Трудовые лагеря, куда попадали арестованные — если, разумеется, они оставались в живых, — были прямыми наследниками концентрационных лагерей, образованных по приказу Ленина в 1918 г. Однако природа их и функции с тех пор сильно изменились. Самые большие перемены были результатом первой пятилетки. На протяжении почти всех 1920-х гг. социалисты, сидевшие в тюрьмах и политизоляторах, имели статус “политических” и на тяжелых физических работах не использовались. Это не относилось к уголовникам, “бывшим” представителям правящих классов и “контрреволюционным элементам”. Они должны были заниматься физическим трудом, по крайней мере по содержанию мест заключения.

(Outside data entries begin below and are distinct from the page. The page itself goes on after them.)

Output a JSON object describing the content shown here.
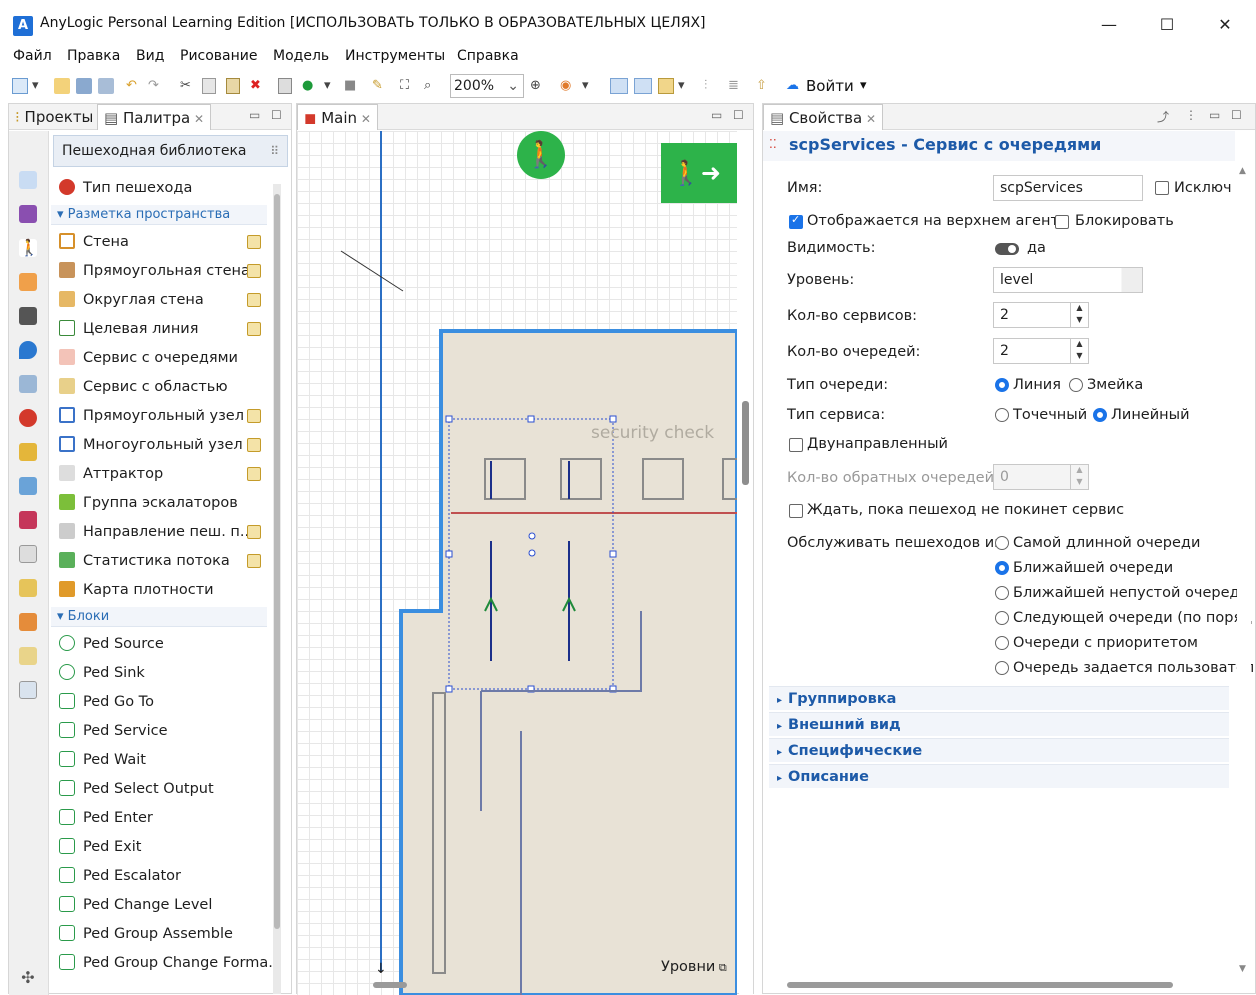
{
  "window": {
    "title": "AnyLogic Personal Learning Edition [ИСПОЛЬЗОВАТЬ ТОЛЬКО В ОБРАЗОВАТЕЛЬНЫХ ЦЕЛЯХ]",
    "logo": "A",
    "minimize": "—",
    "maximize": "☐",
    "close": "✕"
  },
  "menu": [
    "Файл",
    "Правка",
    "Вид",
    "Рисование",
    "Модель",
    "Инструменты",
    "Справка"
  ],
  "toolbar": {
    "zoom": "200%",
    "login": "Войти"
  },
  "left_panel": {
    "tabs": [
      "Проекты",
      "Палитра"
    ],
    "library": "Пешеходная библиотека",
    "top_item": "Тип пешехода",
    "sections": [
      "Разметка пространства",
      "Блоки"
    ],
    "space_items": [
      "Стена",
      "Прямоугольная стена",
      "Округлая стена",
      "Целевая линия",
      "Сервис с очередями",
      "Сервис с областью",
      "Прямоугольный узел",
      "Многоугольный узел",
      "Аттрактор",
      "Группа эскалаторов",
      "Направление пеш. п...",
      "Статистика потока",
      "Карта плотности"
    ],
    "block_items": [
      "Ped Source",
      "Ped Sink",
      "Ped Go To",
      "Ped Service",
      "Ped Wait",
      "Ped Select Output",
      "Ped Enter",
      "Ped Exit",
      "Ped Escalator",
      "Ped Change Level",
      "Ped Group Assemble",
      "Ped Group Change Forma..."
    ]
  },
  "main_panel": {
    "tab": "Main",
    "canvas_label": "security check",
    "levels": "Уровни"
  },
  "properties": {
    "tab": "Свойства",
    "header": "scpServices - Сервис с очередями",
    "name_label": "Имя:",
    "name_value": "scpServices",
    "exclude_label": "Исключ",
    "shown_top_label": "Отображается на верхнем агенте",
    "lock_label": "Блокировать",
    "visibility_label": "Видимость:",
    "visibility_value": "да",
    "level_label": "Уровень:",
    "level_value": "level",
    "services_label": "Кол-во сервисов:",
    "services_value": "2",
    "queues_label": "Кол-во очередей:",
    "queues_value": "2",
    "queue_type_label": "Тип очереди:",
    "queue_type_line": "Линия",
    "queue_type_snake": "Змейка",
    "service_type_label": "Тип сервиса:",
    "service_point": "Точечный",
    "service_linear": "Линейный",
    "bidirectional_label": "Двунаправленный",
    "reverse_queues_label": "Кол-во обратных очередей:",
    "reverse_queues_value": "0",
    "wait_label": "Ждать, пока пешеход не покинет сервис",
    "serve_from_label": "Обслуживать пешеходов из:",
    "serve_options": [
      "Самой длинной очереди",
      "Ближайшей очереди",
      "Ближайшей непустой очереди",
      "Следующей очереди (по поряд",
      "Очереди с приоритетом",
      "Очередь задается пользовател"
    ],
    "groups": [
      "Группировка",
      "Внешний вид",
      "Специфические",
      "Описание"
    ]
  },
  "colors": {
    "accent": "#1a73e8",
    "wall": "#3b8ee0",
    "floor": "#e8e2d6",
    "exit_green": "#2db34a",
    "link_blue": "#1d5aa8"
  }
}
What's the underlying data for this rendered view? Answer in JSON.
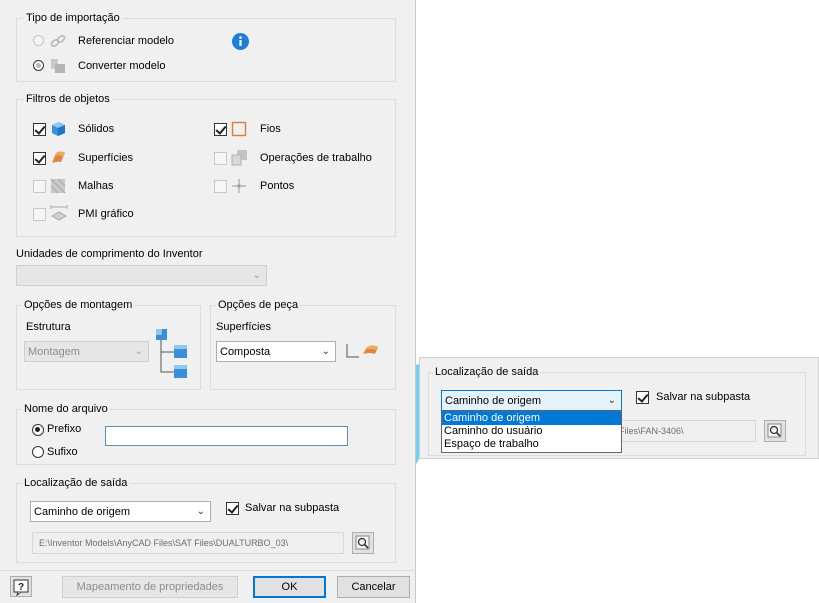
{
  "import_type": {
    "title": "Tipo de importação",
    "options": [
      {
        "label": "Referenciar modelo",
        "selected": false,
        "icon": "link-icon"
      },
      {
        "label": "Converter modelo",
        "selected": true,
        "icon": "convert-model-icon"
      }
    ],
    "info_icon": "info-icon"
  },
  "object_filters": {
    "title": "Filtros de objetos",
    "items": [
      {
        "label": "Sólidos",
        "checked": true,
        "icon": "solid-cube-icon"
      },
      {
        "label": "Fios",
        "checked": true,
        "icon": "wire-icon"
      },
      {
        "label": "Superfícies",
        "checked": true,
        "icon": "surface-icon"
      },
      {
        "label": "Operações de trabalho",
        "checked": false,
        "icon": "work-features-icon"
      },
      {
        "label": "Malhas",
        "checked": false,
        "icon": "mesh-icon"
      },
      {
        "label": "Pontos",
        "checked": false,
        "icon": "point-icon"
      },
      {
        "label": "PMI gráfico",
        "checked": false,
        "icon": "graphic-pmi-icon"
      }
    ]
  },
  "units": {
    "title": "Unidades de comprimento do Inventor",
    "value": ""
  },
  "assembly_options": {
    "title": "Opções de montagem",
    "structure_label": "Estrutura",
    "structure_value": "Montagem"
  },
  "part_options": {
    "title": "Opções de peça",
    "surfaces_label": "Superfícies",
    "surfaces_value": "Composta"
  },
  "file_name": {
    "title": "Nome do arquivo",
    "prefix_label": "Prefixo",
    "suffix_label": "Sufixo",
    "prefix_selected": true,
    "value": ""
  },
  "output_location": {
    "title": "Localização de saída",
    "value": "Caminho de origem",
    "save_subfolder_label": "Salvar na subpasta",
    "save_subfolder_checked": true,
    "path": "E:\\Inventor Models\\AnyCAD Files\\SAT Files\\DUALTURBO_03\\"
  },
  "footer": {
    "property_mapping_label": "Mapeamento de propriedades",
    "ok_label": "OK",
    "cancel_label": "Cancelar"
  },
  "zoom": {
    "title": "Localização de saída",
    "value": "Caminho de origem",
    "save_subfolder_label": "Salvar na subpasta",
    "path_fragment": "Files\\FAN-3406\\",
    "dropdown_options": [
      "Caminho de origem",
      "Caminho do usuário",
      "Espaço de trabalho"
    ],
    "dropdown_selected": "Caminho de origem"
  },
  "colors": {
    "accent": "#0078d7",
    "callout": "#5bcdf3",
    "dialog_bg": "#f0f0f0"
  }
}
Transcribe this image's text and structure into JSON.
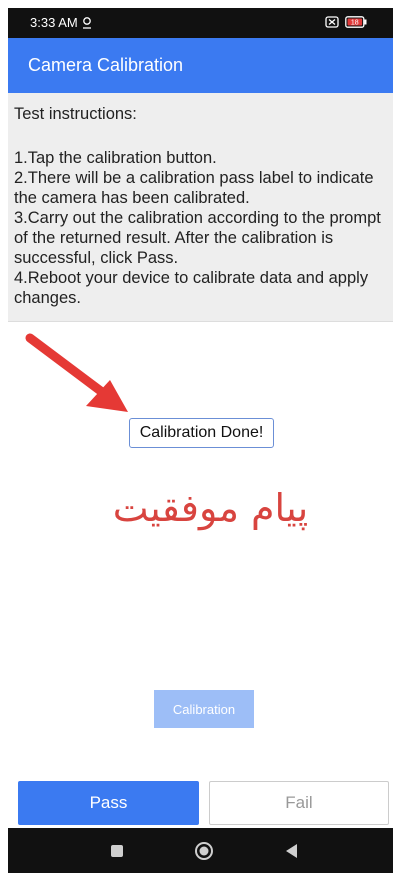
{
  "status_bar": {
    "time": "3:33 AM",
    "battery": "18"
  },
  "app_bar": {
    "title": "Camera Calibration"
  },
  "instructions": {
    "heading": "Test instructions:",
    "steps": [
      "1.Tap the calibration button.",
      "2.There will be a calibration pass label to indicate the camera has been calibrated.",
      "3.Carry out the calibration according to the prompt of the returned result. After the calibration is successful, click Pass.",
      "4.Reboot your device to calibrate data and apply changes."
    ]
  },
  "result": {
    "label": "Calibration Done!",
    "annotation": "پیام موفقیت"
  },
  "buttons": {
    "calibration": "Calibration",
    "pass": "Pass",
    "fail": "Fail"
  },
  "colors": {
    "accent": "#3b7af1",
    "annotation": "#d8443f"
  },
  "icons": {
    "status": [
      "location-pin-icon",
      "sim-off-icon",
      "battery-icon"
    ],
    "annotation": "red-arrow-icon",
    "nav": [
      "recents-square-icon",
      "home-circle-icon",
      "back-triangle-icon"
    ]
  }
}
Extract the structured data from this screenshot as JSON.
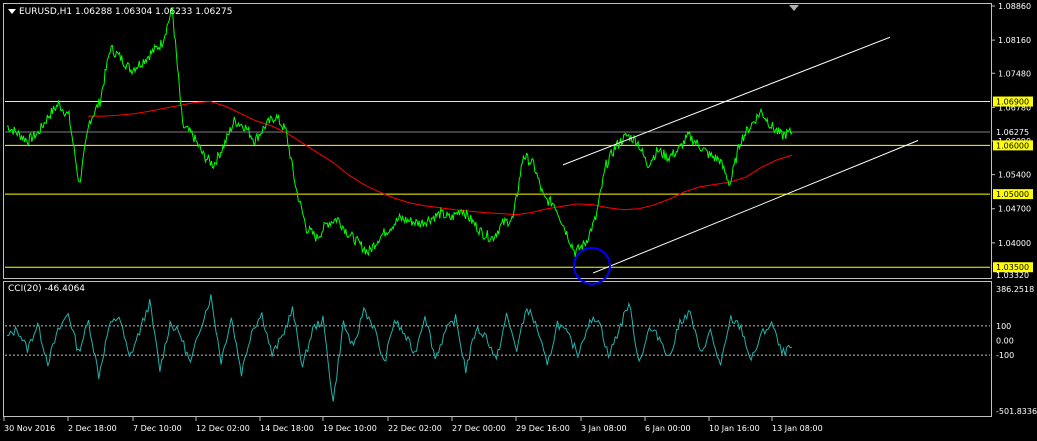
{
  "header": {
    "symbol_line": "EURUSD,H1  1.06288 1.06304 1.06233 1.06275"
  },
  "indicator": {
    "label": "CCI(20) -46.4064"
  },
  "colors": {
    "background": "#000000",
    "price": "#00ff00",
    "moving_average": "#ff0000",
    "levels": "#ffff00",
    "channel": "#ffffff",
    "cci": "#20b2aa",
    "circle": "#0000ff",
    "axis": "#c0c0c0"
  },
  "chart_data": [
    {
      "type": "line",
      "name": "EURUSD H1 price",
      "ylim": [
        1.0332,
        1.0886
      ],
      "y_ticks": [
        "1.08860",
        "1.08160",
        "1.07480",
        "1.06780",
        "1.06090",
        "1.05400",
        "1.04700",
        "1.04000"
      ],
      "x_ticks": [
        "30 Nov 2016",
        "2 Dec 18:00",
        "7 Dec 10:00",
        "12 Dec 02:00",
        "14 Dec 18:00",
        "19 Dec 10:00",
        "22 Dec 02:00",
        "27 Dec 00:00",
        "29 Dec 16:00",
        "3 Jan 08:00",
        "6 Jan 00:00",
        "10 Jan 16:00",
        "13 Jan 08:00"
      ],
      "current_price": "1.06275",
      "levels": [
        {
          "value": 1.069,
          "label": "1.06900"
        },
        {
          "value": 1.06,
          "label": "1.06000"
        },
        {
          "value": 1.05,
          "label": "1.05000"
        },
        {
          "value": 1.035,
          "label": "1.03500"
        }
      ],
      "bottom_price_label": "1.03320",
      "series": [
        {
          "values": [
            1.064,
            1.0625,
            1.061,
            1.0625,
            1.066,
            1.0685,
            1.066,
            1.052,
            1.065,
            1.069,
            1.08,
            1.078,
            1.0755,
            1.077,
            1.079,
            1.081,
            1.088,
            1.064,
            1.062,
            1.058,
            1.056,
            1.06,
            1.065,
            1.064,
            1.061,
            1.064,
            1.066,
            1.063,
            1.051,
            1.043,
            1.041,
            1.044,
            1.045,
            1.042,
            1.04,
            1.038,
            1.041,
            1.043,
            1.045,
            1.0445,
            1.044,
            1.045,
            1.046,
            1.045,
            1.047,
            1.0445,
            1.042,
            1.041,
            1.044,
            1.045,
            1.058,
            1.056,
            1.049,
            1.048,
            1.043,
            1.038,
            1.04,
            1.045,
            1.056,
            1.06,
            1.062,
            1.061,
            1.056,
            1.059,
            1.0575,
            1.059,
            1.062,
            1.06,
            1.058,
            1.057,
            1.052,
            1.061,
            1.064,
            1.067,
            1.064,
            1.062,
            1.06275
          ]
        },
        {
          "name": "MA",
          "values": [
            1.066,
            1.066,
            1.0662,
            1.0665,
            1.067,
            1.0676,
            1.0682,
            1.0688,
            1.069,
            1.068,
            1.0665,
            1.065,
            1.064,
            1.0625,
            1.0605,
            1.0585,
            1.0565,
            1.054,
            1.052,
            1.0505,
            1.0492,
            1.0482,
            1.0476,
            1.0472,
            1.0468,
            1.0465,
            1.0462,
            1.046,
            1.0458,
            1.0462,
            1.047,
            1.0475,
            1.048,
            1.0478,
            1.0472,
            1.0468,
            1.047,
            1.0478,
            1.049,
            1.0505,
            1.0515,
            1.052,
            1.0525,
            1.0535,
            1.0555,
            1.057,
            1.058
          ]
        }
      ]
    },
    {
      "type": "line",
      "name": "CCI(20)",
      "ylim": [
        -501.8336,
        386.2518
      ],
      "y_ticks": [
        "386.2518",
        "100",
        "0.00",
        "-100",
        "-501.8336"
      ],
      "levels": [
        100,
        -100
      ],
      "series": [
        {
          "values": [
            20,
            80,
            -60,
            110,
            -150,
            60,
            190,
            -80,
            130,
            -240,
            90,
            170,
            -120,
            60,
            260,
            -200,
            120,
            40,
            -160,
            100,
            300,
            -140,
            160,
            -220,
            70,
            180,
            -100,
            30,
            210,
            -180,
            80,
            140,
            -420,
            120,
            -60,
            220,
            90,
            -160,
            140,
            40,
            -90,
            180,
            -120,
            60,
            150,
            -200,
            80,
            30,
            -140,
            170,
            -60,
            230,
            90,
            -180,
            120,
            40,
            -90,
            110,
            160,
            -110,
            70,
            260,
            -150,
            80,
            20,
            -120,
            130,
            190,
            -90,
            60,
            -180,
            150,
            90,
            -140,
            40,
            120,
            -90,
            -46
          ]
        }
      ]
    }
  ]
}
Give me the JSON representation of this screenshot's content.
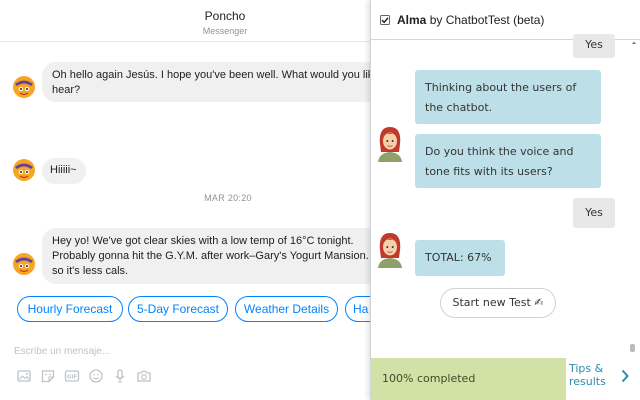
{
  "messenger": {
    "title": "Poncho",
    "subtitle": "Messenger",
    "messages": [
      {
        "lines": [
          "Oh hello again Jesús. I hope you've been well. What would you like t",
          "hear?"
        ]
      },
      {
        "lines": [
          "Hiiiii~"
        ]
      },
      {
        "lines": [
          "Hey yo! We've got clear skies with a low temp of 16°C tonight.",
          "Probably gonna hit the G.Y.M. after work–Gary's Yogurt Mansion. Fro",
          "so it's less cals."
        ]
      }
    ],
    "timestamp": "MAR 20:20",
    "quick_replies": [
      "Hourly Forecast",
      "5-Day Forecast",
      "Weather Details",
      "Ha"
    ],
    "composer_placeholder": "Escribe un mensaje...",
    "tool_icons": [
      "image-icon",
      "sticker-icon",
      "gif-icon",
      "emoji-icon",
      "microphone-icon",
      "camera-icon"
    ]
  },
  "alma": {
    "bot_name": "Alma",
    "by_text": "by ChatbotTest (beta)",
    "conversation": {
      "user_reply_1": "Yes",
      "bot_msg_1": [
        "Thinking about the users of",
        "the chatbot."
      ],
      "bot_msg_2": [
        "Do you think the voice and",
        "tone fits with its users?"
      ],
      "user_reply_2": "Yes",
      "bot_total": "TOTAL: 67%"
    },
    "restart_button": "Start new Test ✍",
    "progress": {
      "value": 100,
      "label": "100% completed"
    },
    "tips_link": [
      "Tips &",
      "results"
    ]
  },
  "colors": {
    "messenger_blue": "#0084ff",
    "bubble_gray": "#f1f0f0",
    "bot_bubble": "#bde0e8",
    "progress_green": "#d2e2a6",
    "tips_blue": "#2f8ab0"
  }
}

Но к концу двадцатых годов советское правительство столкнулось с нехваткой рабочих рук, особенно в отдаленных районах с суровым климатом. Вполне естественно, что трудовые резервы были обнаружены в лагерях. В декрете от 26 марта 1928 г. был поставлен вопрос о серии экономических проектов, где с целью экономии затрат предполагалось широко использовать труд лиц, осужденных в целях “социальной защиты”. На конференции работников исправительных учреждений в октябре 1929 г. отмечалось, что местные условия иногда создают серьезные трудности в наборе рабочей силы. Очевидно, что места заключения, имея в своем распоряжении избыток рабочей силы в больших количествах, могут оказать помощь предприятиям, ощущающим нехватку рабочих рук. В 1930 г. Госплан издал инструкцию, где говорилось о необходимости включить в плановую экономику труд лиц, лишенных свободы, Для использования труда заключенных было создано специальное управление Народного комиссариата внутренних дел, ГУЛАГ (Главное управление лагерей). Несмотря на то, что “исправление трудом” в конце концов перестало быть в Советской России (если вообще когда-либо было) конечной целью тюремного заключения, надпись “Труд есть дело славы, мужества и чести” продолжала красоваться над воротами многих лагерей.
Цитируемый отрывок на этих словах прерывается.